A year later as vaccines became more widely available, Nanno felt the pain of the labor shortage as employers competed for workers. Sitters stopped taking gigs or if they did, they didn’t show half the time. Customers were not happy. That’s about when she thought about winding Nanno down.

“It was like what is even the point of this? All we’re doing is pissing everyone off by thinking they’re going to get a babysitter and they don’t,” Polizzi Oertle said. “I used to say that our company lived at the intersection of every horrible thing about COVID, like the shut down, to vaccinations to child care to labor.”
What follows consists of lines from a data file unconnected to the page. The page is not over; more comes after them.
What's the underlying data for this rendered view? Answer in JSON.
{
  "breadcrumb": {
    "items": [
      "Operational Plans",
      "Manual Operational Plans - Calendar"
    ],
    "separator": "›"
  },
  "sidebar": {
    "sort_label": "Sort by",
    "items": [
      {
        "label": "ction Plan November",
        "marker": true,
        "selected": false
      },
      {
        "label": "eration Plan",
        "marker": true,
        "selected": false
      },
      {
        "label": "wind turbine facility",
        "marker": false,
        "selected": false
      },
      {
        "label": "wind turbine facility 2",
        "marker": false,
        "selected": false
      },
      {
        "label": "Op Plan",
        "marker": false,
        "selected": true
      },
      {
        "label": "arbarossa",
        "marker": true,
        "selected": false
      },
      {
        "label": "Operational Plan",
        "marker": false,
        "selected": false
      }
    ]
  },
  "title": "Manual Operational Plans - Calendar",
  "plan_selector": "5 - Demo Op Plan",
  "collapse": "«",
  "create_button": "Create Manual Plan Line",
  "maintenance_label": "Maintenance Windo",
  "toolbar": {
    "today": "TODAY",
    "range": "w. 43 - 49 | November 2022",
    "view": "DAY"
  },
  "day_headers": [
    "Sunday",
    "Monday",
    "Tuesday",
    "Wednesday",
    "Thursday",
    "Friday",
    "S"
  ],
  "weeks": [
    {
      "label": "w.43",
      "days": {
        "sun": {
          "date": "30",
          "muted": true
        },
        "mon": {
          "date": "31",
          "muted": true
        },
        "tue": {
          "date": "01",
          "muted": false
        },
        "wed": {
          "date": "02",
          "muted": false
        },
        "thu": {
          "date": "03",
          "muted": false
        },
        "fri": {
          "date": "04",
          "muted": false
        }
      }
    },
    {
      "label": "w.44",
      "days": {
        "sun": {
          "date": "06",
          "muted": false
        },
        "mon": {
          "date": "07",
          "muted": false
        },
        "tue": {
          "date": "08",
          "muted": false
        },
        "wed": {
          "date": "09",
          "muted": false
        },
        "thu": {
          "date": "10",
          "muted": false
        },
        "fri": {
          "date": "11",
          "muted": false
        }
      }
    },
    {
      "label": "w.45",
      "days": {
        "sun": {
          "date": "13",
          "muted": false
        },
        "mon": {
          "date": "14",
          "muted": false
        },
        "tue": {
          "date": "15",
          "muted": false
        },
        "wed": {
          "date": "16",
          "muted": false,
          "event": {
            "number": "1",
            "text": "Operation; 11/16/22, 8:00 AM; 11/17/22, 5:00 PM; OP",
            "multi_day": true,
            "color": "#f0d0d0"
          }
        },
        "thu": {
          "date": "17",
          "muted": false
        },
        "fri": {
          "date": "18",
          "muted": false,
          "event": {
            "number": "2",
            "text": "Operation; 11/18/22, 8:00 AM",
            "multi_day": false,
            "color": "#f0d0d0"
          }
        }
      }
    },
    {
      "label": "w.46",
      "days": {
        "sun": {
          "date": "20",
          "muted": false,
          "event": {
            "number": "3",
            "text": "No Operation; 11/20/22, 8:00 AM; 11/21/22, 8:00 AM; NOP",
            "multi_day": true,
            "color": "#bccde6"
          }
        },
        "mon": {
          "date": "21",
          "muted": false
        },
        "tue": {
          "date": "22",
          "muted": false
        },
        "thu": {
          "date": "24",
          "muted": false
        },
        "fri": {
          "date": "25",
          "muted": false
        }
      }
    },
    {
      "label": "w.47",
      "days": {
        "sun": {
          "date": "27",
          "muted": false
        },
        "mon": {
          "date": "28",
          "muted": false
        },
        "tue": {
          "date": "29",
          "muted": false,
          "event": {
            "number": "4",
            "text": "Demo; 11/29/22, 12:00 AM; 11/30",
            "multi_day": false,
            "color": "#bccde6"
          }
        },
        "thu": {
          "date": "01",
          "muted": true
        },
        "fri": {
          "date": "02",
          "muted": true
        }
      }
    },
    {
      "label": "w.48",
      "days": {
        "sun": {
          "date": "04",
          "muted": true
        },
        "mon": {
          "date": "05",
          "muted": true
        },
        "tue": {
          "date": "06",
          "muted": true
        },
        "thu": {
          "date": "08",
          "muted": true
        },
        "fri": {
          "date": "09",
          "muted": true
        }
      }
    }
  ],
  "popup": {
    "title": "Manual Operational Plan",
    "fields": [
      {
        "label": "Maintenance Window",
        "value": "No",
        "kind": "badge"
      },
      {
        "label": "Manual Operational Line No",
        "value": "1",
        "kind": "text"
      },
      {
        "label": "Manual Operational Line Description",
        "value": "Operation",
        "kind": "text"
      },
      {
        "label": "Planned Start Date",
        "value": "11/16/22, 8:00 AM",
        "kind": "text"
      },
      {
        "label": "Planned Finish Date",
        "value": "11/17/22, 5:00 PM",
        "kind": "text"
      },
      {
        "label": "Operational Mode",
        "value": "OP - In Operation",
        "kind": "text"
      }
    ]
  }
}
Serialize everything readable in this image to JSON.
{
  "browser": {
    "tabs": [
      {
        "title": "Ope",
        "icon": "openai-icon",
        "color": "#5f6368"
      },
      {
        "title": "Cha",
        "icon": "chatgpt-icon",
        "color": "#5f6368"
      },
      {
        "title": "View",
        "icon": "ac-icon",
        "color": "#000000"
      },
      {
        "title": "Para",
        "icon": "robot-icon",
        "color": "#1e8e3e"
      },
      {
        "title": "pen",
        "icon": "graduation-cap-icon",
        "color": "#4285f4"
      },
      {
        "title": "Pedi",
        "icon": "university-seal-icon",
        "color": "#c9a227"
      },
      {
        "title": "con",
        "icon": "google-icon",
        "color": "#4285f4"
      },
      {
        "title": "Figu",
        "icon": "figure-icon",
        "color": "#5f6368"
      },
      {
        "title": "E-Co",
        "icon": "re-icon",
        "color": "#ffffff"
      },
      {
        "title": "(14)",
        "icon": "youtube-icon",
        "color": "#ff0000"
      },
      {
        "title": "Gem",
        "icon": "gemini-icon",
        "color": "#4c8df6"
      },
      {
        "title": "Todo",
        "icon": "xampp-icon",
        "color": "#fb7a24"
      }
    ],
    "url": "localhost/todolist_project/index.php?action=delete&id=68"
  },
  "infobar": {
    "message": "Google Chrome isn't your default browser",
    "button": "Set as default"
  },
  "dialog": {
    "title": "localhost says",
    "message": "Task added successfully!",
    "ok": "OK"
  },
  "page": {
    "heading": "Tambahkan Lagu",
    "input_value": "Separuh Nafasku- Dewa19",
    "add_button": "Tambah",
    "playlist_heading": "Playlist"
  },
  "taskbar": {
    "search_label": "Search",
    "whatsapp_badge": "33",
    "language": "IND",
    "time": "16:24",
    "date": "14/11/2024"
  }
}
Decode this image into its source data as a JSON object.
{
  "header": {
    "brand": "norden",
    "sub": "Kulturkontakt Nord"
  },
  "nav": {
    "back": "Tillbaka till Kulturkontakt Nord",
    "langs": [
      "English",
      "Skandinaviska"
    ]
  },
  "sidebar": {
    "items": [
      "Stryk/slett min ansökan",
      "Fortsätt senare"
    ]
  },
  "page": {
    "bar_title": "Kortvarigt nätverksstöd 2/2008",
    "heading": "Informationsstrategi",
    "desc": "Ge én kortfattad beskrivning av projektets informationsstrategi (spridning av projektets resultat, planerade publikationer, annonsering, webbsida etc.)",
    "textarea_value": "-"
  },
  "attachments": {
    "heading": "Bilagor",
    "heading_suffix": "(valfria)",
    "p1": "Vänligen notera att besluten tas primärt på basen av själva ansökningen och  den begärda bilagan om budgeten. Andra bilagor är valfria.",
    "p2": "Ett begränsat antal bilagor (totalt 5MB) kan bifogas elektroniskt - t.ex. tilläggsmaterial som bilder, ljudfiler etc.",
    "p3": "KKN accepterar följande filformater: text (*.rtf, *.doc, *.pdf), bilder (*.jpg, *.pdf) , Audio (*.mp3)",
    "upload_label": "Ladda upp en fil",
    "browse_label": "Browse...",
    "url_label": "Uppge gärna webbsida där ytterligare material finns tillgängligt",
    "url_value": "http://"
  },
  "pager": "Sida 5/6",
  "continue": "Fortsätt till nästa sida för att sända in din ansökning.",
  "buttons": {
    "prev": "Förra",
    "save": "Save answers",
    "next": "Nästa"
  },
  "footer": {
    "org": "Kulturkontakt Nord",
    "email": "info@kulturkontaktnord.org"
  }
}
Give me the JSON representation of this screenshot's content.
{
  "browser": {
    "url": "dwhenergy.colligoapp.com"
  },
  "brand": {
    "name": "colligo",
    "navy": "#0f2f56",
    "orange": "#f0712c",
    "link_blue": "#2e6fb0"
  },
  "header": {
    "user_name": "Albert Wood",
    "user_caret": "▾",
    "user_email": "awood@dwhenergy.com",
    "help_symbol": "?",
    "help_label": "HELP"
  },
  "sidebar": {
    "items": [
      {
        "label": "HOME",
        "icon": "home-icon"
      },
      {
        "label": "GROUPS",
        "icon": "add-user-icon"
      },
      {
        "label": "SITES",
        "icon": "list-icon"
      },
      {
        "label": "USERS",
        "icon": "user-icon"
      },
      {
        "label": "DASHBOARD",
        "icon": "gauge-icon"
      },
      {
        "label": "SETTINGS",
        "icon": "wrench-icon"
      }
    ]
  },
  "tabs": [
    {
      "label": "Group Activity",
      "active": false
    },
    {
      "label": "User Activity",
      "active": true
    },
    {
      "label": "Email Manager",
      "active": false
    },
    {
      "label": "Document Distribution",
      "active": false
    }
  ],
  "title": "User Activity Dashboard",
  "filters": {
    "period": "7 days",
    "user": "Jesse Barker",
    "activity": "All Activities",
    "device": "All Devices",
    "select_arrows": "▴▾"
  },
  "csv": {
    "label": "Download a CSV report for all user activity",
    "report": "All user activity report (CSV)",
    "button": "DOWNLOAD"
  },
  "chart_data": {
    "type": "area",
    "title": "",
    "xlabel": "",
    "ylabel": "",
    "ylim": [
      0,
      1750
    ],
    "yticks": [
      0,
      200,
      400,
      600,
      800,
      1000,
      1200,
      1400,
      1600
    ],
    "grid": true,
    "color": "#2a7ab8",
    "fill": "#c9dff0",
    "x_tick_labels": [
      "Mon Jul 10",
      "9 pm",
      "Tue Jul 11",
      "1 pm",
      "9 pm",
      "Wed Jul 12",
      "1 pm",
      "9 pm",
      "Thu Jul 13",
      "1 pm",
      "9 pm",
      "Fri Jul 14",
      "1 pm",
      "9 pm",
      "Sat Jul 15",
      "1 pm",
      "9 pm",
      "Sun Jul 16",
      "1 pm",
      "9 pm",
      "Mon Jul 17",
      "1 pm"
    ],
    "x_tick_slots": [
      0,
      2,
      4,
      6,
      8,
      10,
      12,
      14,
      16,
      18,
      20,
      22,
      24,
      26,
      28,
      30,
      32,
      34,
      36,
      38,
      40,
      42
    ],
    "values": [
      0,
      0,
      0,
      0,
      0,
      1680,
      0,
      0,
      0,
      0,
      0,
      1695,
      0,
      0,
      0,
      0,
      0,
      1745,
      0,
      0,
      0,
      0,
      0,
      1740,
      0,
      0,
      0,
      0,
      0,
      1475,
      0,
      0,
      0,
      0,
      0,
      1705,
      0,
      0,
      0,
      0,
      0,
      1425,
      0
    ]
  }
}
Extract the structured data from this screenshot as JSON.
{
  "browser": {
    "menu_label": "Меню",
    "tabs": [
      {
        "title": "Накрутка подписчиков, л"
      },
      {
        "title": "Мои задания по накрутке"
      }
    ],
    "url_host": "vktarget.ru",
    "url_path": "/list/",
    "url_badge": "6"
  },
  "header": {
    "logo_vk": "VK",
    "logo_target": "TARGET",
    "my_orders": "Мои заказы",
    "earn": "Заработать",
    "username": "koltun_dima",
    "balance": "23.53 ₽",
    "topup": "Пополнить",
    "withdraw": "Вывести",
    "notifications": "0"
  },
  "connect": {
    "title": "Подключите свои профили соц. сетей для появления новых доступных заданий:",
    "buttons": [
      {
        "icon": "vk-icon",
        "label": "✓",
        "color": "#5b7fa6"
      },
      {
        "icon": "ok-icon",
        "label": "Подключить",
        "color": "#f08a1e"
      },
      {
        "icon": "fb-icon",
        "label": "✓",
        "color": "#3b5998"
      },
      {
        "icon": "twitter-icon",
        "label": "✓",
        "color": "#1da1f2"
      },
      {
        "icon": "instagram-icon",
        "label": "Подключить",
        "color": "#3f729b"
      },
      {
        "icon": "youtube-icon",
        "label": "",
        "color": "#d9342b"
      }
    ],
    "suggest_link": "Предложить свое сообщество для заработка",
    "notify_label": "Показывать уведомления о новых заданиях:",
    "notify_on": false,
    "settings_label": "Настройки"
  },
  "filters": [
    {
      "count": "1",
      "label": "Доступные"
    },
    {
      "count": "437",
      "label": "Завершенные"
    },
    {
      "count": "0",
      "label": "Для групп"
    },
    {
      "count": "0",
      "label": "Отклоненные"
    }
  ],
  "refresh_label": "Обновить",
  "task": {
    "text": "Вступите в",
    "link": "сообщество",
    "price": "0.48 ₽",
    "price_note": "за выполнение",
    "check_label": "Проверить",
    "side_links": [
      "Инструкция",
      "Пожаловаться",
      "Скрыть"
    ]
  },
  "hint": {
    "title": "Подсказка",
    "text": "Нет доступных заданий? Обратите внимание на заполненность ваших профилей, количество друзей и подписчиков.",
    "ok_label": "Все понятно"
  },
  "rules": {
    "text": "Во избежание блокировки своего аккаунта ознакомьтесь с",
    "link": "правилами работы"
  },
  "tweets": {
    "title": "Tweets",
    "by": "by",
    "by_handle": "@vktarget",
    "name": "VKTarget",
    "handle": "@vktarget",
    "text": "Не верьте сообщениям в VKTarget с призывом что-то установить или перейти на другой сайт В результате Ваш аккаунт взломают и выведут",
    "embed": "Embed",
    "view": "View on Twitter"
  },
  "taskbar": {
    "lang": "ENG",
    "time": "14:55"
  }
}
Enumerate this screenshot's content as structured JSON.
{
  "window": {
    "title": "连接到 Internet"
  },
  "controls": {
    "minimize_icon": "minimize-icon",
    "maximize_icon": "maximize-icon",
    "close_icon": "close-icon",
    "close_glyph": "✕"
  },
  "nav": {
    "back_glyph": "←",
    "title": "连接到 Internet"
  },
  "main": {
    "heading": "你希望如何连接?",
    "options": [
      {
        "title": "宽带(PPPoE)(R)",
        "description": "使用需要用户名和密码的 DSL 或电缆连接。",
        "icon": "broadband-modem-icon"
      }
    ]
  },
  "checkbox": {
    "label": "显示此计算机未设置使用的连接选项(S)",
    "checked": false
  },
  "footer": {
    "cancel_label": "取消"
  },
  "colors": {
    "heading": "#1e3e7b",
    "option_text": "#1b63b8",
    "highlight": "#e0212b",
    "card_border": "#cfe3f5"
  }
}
It’s hard to think about it now, but while a lot of VC-backed tech startups did pretty well in the pandemic, Nanno just did not have the financial resources — or enough funding — to survive. 

She laid off the developers.

Then she met with Zarafshan. The founder of Call Emmy had contacted Polizzi Oertle a few years earlier before starting her business in 2020 (originally as DispatchMom). When customers needed babysitters, Call Emmy would essentially hire Nanno.

Zarafshan, a former Hewlett-Packard engineer who later served in executive roles at consumer brands like Otter Products and Crocs, built a simple app for customers to request service. Her support staff connected the incoming requests to Call Emmy’s gig workers. But as it grew, she realized she needed better tech. And hearing more about Nanno’s vetting process was important since trust is such a big factor when it comes to letting a stranger inside your house.

Denver-based Call Emmy, an on-demand chore service, is using the technology of Nanno, a babysitting app that it acquired. (Screenshot)

“At some point it became prohibitive to grow any further,” Zarafshan said. “We had to come up with a backend technology that was robust, that was scalable. And with this acquisition (of Nanno), we don’t need to raise money to build the technology. Now we have the technology and we can spend the money on growth.” 

With Nanno, Call Emmy acquires the tech it needed to help match customers to “fairies,” the term Call Emmy calls its gig workers. It also takes over Nanno’s database of about 20,000 customers and 35,000 sitters. While the acquisition deal was signed in February, it wasn’t completed until this week.

Polizzi Oertle will stay on in an advisory role, but she’s already back at her original job as a startup lawyer. 

“Would I like to have millions of dollars? Yeah, sure, of course. Everyone would,” she said. “But more, I would like to actually see this finally succeed in the way that I know it can and be able to help people do these things, especially working parents.”